Urgently address gaps in leprosy services, accelerate efforts towards zero infection: WHO
The World Health Organisation on Sunday called on countries in the South-East Asia Region and globally to urgently address gaps in leprosy services, disrupted by the Covid-19 pandemic and to accelerate efforts towards zero leprosy infection and disease, zero leprosy disability, and zero leprosy stigma and discrimination, which is the vision of the WHO Global Leprosy Strategy 2021-2030.
New Delhi, Jan 29 (IANS) The World Health Organisation on Sunday called on countries in the South-East Asia Region and globally to urgently address gaps in leprosy services, disrupted by the Covid-19 pandemic and to accelerate efforts towards zero leprosy infection and disease, zero leprosy disability, and zero leprosy stigma and discrimination, which is the vision of the WHO Global Leprosy Strategy 2021-2030.
The World Leprosy Day (WLD) is observed on the last Sunday of January, as an opportunity to celebrate people who have experienced leprosy, raise awareness of the disease, and call for an end to leprosy-related stigma and discrimination. The theme of World Leprosy Day 2023 is 'Act Now. End Leprosy'.

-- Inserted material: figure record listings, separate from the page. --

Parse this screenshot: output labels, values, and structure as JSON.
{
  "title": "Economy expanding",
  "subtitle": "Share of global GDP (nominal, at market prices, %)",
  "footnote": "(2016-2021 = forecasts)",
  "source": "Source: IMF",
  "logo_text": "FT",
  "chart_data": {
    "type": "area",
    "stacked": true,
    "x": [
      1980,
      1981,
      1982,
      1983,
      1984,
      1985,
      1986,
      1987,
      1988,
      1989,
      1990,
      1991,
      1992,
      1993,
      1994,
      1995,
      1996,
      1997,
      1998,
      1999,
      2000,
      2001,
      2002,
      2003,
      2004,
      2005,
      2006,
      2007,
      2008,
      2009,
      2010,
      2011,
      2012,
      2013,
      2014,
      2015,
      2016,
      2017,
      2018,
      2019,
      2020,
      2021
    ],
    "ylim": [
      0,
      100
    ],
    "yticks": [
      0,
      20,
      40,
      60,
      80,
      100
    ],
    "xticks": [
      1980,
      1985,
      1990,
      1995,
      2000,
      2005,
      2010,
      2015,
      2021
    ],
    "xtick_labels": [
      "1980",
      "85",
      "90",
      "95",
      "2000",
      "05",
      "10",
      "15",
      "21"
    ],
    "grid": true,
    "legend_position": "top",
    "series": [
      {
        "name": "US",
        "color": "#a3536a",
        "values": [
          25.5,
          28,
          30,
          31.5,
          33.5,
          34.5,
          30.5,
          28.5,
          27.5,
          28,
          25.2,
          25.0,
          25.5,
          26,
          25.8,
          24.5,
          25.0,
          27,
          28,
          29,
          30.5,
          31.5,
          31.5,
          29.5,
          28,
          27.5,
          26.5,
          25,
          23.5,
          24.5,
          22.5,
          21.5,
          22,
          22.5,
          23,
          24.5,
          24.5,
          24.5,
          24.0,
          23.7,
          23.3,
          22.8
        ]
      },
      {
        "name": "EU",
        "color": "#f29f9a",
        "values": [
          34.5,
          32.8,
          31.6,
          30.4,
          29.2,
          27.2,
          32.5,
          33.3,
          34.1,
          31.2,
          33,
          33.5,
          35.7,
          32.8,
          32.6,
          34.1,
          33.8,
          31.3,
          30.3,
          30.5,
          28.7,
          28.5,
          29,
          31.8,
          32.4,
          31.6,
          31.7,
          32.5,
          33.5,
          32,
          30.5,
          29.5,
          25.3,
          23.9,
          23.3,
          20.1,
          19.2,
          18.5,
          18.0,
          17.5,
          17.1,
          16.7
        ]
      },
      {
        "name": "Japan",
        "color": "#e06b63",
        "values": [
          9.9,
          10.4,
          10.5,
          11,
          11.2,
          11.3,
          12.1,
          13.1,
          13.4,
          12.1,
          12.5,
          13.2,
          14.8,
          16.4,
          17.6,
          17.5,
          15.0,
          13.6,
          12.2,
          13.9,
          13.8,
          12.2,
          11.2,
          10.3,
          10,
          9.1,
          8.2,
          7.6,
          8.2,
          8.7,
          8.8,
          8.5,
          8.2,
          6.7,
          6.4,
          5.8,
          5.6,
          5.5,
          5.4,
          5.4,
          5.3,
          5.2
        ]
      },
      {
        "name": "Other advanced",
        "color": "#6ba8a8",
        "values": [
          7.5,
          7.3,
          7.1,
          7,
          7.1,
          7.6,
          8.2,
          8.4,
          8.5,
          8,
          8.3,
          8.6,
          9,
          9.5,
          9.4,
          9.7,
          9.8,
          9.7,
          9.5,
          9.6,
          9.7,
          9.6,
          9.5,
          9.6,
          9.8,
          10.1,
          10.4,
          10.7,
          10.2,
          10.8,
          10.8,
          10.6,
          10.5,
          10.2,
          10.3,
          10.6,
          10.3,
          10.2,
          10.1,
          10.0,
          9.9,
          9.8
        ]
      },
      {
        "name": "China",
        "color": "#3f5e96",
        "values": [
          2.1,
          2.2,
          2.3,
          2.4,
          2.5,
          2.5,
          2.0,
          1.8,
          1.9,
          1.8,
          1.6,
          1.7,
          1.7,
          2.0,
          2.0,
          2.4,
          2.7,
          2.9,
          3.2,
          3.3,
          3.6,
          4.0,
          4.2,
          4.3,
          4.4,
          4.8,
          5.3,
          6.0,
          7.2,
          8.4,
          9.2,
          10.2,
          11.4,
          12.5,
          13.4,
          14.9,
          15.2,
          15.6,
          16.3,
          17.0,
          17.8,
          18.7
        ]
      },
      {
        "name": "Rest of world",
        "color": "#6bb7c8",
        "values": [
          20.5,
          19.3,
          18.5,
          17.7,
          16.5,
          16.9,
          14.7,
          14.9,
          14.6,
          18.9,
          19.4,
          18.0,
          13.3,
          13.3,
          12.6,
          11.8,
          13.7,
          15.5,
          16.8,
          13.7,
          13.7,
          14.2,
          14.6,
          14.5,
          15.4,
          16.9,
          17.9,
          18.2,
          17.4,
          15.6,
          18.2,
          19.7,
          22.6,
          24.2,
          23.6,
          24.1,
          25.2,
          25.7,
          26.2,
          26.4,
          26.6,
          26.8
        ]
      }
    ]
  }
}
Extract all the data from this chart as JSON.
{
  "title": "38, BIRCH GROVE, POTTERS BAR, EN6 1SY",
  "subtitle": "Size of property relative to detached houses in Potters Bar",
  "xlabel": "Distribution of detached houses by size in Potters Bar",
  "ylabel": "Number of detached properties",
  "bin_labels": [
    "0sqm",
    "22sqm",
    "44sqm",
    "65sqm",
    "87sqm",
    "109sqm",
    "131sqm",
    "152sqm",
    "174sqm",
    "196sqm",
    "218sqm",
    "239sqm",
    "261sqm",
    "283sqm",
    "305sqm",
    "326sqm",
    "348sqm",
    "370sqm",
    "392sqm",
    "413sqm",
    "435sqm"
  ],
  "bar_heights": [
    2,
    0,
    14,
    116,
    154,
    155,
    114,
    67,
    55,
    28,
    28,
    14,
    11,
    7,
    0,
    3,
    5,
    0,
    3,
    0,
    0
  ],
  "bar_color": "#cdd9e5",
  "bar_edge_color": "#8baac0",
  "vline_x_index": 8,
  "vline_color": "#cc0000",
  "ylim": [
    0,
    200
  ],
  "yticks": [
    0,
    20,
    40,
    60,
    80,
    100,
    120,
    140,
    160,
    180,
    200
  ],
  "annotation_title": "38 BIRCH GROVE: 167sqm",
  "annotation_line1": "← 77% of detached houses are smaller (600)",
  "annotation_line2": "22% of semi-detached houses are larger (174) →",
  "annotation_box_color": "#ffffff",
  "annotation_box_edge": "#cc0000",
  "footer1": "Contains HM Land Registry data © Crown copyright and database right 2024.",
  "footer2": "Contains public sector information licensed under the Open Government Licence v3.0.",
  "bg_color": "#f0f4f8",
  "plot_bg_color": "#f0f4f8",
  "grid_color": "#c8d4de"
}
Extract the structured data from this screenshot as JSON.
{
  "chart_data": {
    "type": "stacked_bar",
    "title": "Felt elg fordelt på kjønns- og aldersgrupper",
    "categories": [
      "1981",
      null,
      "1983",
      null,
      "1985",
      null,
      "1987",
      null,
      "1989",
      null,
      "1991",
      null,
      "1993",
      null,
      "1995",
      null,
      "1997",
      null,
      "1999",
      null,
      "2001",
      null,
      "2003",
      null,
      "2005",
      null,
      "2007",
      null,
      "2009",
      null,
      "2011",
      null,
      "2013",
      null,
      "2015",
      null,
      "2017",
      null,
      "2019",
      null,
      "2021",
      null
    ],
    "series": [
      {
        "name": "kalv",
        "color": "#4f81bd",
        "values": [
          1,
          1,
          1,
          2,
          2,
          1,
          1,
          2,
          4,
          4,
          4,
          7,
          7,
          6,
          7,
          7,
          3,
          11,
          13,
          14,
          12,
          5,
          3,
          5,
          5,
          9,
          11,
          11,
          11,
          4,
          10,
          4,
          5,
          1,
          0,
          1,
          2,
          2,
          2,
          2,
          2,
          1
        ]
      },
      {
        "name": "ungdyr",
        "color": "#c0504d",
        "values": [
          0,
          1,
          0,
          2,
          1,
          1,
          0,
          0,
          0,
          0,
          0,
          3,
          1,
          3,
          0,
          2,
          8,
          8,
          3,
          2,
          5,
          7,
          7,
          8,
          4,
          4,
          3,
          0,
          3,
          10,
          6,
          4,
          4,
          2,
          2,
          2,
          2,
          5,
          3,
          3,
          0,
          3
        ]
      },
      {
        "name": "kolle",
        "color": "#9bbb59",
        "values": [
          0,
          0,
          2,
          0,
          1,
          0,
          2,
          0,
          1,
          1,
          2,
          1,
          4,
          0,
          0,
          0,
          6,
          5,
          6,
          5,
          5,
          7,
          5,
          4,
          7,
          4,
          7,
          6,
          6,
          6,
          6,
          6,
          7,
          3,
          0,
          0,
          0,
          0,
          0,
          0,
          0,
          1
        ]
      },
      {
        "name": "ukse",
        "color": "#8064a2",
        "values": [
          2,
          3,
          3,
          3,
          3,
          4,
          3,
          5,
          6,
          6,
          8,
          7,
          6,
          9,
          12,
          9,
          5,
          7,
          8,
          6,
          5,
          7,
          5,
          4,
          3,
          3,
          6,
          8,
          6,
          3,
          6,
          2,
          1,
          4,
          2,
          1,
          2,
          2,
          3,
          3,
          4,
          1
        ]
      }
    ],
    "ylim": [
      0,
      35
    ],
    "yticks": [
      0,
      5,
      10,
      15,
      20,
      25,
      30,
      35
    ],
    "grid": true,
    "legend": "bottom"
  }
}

"Leprosy is 100 percent curable when detected early, yet today in addition to Covid-19 related challenges, stigma and discrimination - both institutionalised and informal, continue to impede prompt diagnosis and treatment and facilitate onward spread. This has to change," said Dr Poonam Khetrapal Singh, Regional Director, WHO South-East Asia.
In 2021, 140,000 new leprosy cases were reported, with 95 per cent of new cases coming from the 23 global priority countries. Of these, 6 per cent were diagnosed with visible deformities or grade-2 disabilities (G2D). Over 6 per cent of new cases were children under the age of 15, with 368 being diagnosed with grade-2 disabilities.
Dr Singh further added that the countries must continue to urgently restore leprosy services, with a focus on expanding single dose rifampicin chemoprophylaxis, intensifying active case finding, and ensuring prompt diagnosis and treatment with multidrug therapy.
She stressed on focusing attention on vulnerable populations, including women, children, immigrants, refugees, the elderly, the homeless, residents of deprived leprosy colonies and those living in geographically inaccessible areas to end suffering and achieve zero leprosy.
"Over the past decade, strong progress was achieved in several key areas of leprosy prevention, treatment, and control globally, with new child case detection reduced by 27 per cent between 2010 and 2019, visible deformities at time of diagnosis reduced by 23 per cent between 2014 and 2019 and new child case detection rate reduced to 7.6 per million children as opposed to 9.8 in 2014", Dr Singh said.
"With up to 50 per cent of persons affected by leprosy facing psychiatric morbidities such as depression, anxiety disorders and suicide attempts, countries should also increase access for persons affected by leprosy and their families to mental health care, a key feature of the Global Leprosy Strategy, along with scaling up diagnosis and treatment," she added.
Dr Singh called for persons affected by leprosy be engaged, empowered and involved in all aspects of decision-making, including in service design and delivery, and in social and economic activities. "For this, community-based organisations and networks should be supported, nurtured and included in decision-making processes while expanding services that strengthen livelihoods," she underlined.